Near Infrared Spectroscopy (NIR) in the 800-2500 nm range has been used successfully to quantify (estimate) such things as sugars, fats, proteins, certain salts/ash content and moisture content in several foods (eg. very common for milk). The absorption bands are very broad and overlapping in the NIR range compared to mid-infrared where typical FTIR instruments measure where you get many sharp peaks that can form a distinct spectral fingerprint. So in order to make sense of the data from the NIR instrument, chemometrics must be applied (multivariate regression or artificial neural networking). This is something that takes a lot of researching but it is quite interesting in trying to find correlations among data that ostensibly appear totally uncorrelatable.
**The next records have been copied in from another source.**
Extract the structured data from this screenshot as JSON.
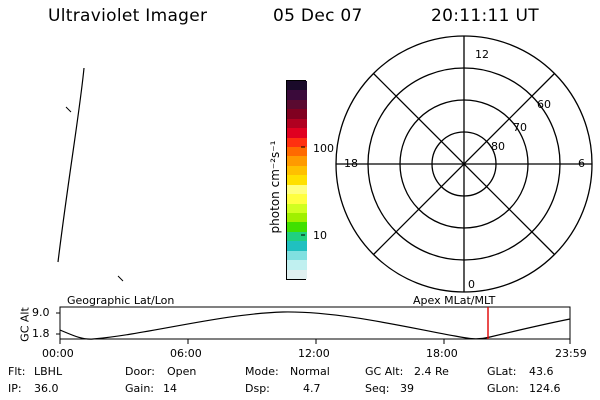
{
  "header": {
    "title": "Ultraviolet Imager",
    "date": "05 Dec 07",
    "time": "20:11:11 UT"
  },
  "colorbar": {
    "unit_label": "photon cm⁻²s⁻¹",
    "ticks": [
      "100",
      "10"
    ],
    "colors": [
      "#1a0a2a",
      "#3a0a3a",
      "#5a0a30",
      "#800020",
      "#b00020",
      "#e00020",
      "#ff3010",
      "#ff6a00",
      "#ff9a00",
      "#ffc000",
      "#ffe000",
      "#ffff80",
      "#ffff40",
      "#d0ff20",
      "#a0f000",
      "#40e000",
      "#20d080",
      "#20c0c0",
      "#80e0e0",
      "#c0f0f0",
      "#e0f0f0"
    ]
  },
  "polar": {
    "mlt_labels": {
      "top": "12",
      "left": "18",
      "right": "6",
      "bottom": "0"
    },
    "lat_labels": [
      "60",
      "70",
      "80"
    ]
  },
  "timeline": {
    "left_axis_label": "GC Alt",
    "y_ticks": [
      "9.0",
      "1.8"
    ],
    "left_title": "Geographic Lat/Lon",
    "right_title": "Apex MLat/MLT",
    "x_ticks": [
      "00:00",
      "06:00",
      "12:00",
      "18:00",
      "23:59"
    ]
  },
  "status": {
    "col1": [
      {
        "key": "Flt:",
        "value": "LBHL"
      },
      {
        "key": "IP:",
        "value": "36.0"
      }
    ],
    "col2": [
      {
        "key": "Door:",
        "value": "Open"
      },
      {
        "key": "Gain:",
        "value": "14"
      }
    ],
    "col3": [
      {
        "key": "Mode:",
        "value": "Normal"
      },
      {
        "key": "Dsp:",
        "value": "4.7"
      }
    ],
    "col4": [
      {
        "key": "GC Alt:",
        "value": "2.4 Re"
      },
      {
        "key": "Seq:",
        "value": "39"
      }
    ],
    "col5": [
      {
        "key": "GLat:",
        "value": "43.6"
      },
      {
        "key": "GLon:",
        "value": "124.6"
      }
    ]
  },
  "colors": {
    "marker": "#e00000",
    "line": "#000000"
  }
}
You may not find good statistical fits for all ingredients of interest (eg. hemoglobin, bilirubin and leukocytes may get all grouped together with proteins in general due to their nitrogen content).

If interested, look up Richard G. Brereton as he has several good texts on applied chemometrics, with lots of real-world examples. NIR is non destructive, not incredibly expensive and with fibre optics can be measured remotely in a production environment. It is also more sensitive for ingredients in large amounts of water (such as urine) whereas with mid-infrared, that overpowering water absorption bands would render the data not as useful.
"The true worth of an experimenter consists in pursuing not only what he seeks in his experiment, but also what he did not seek."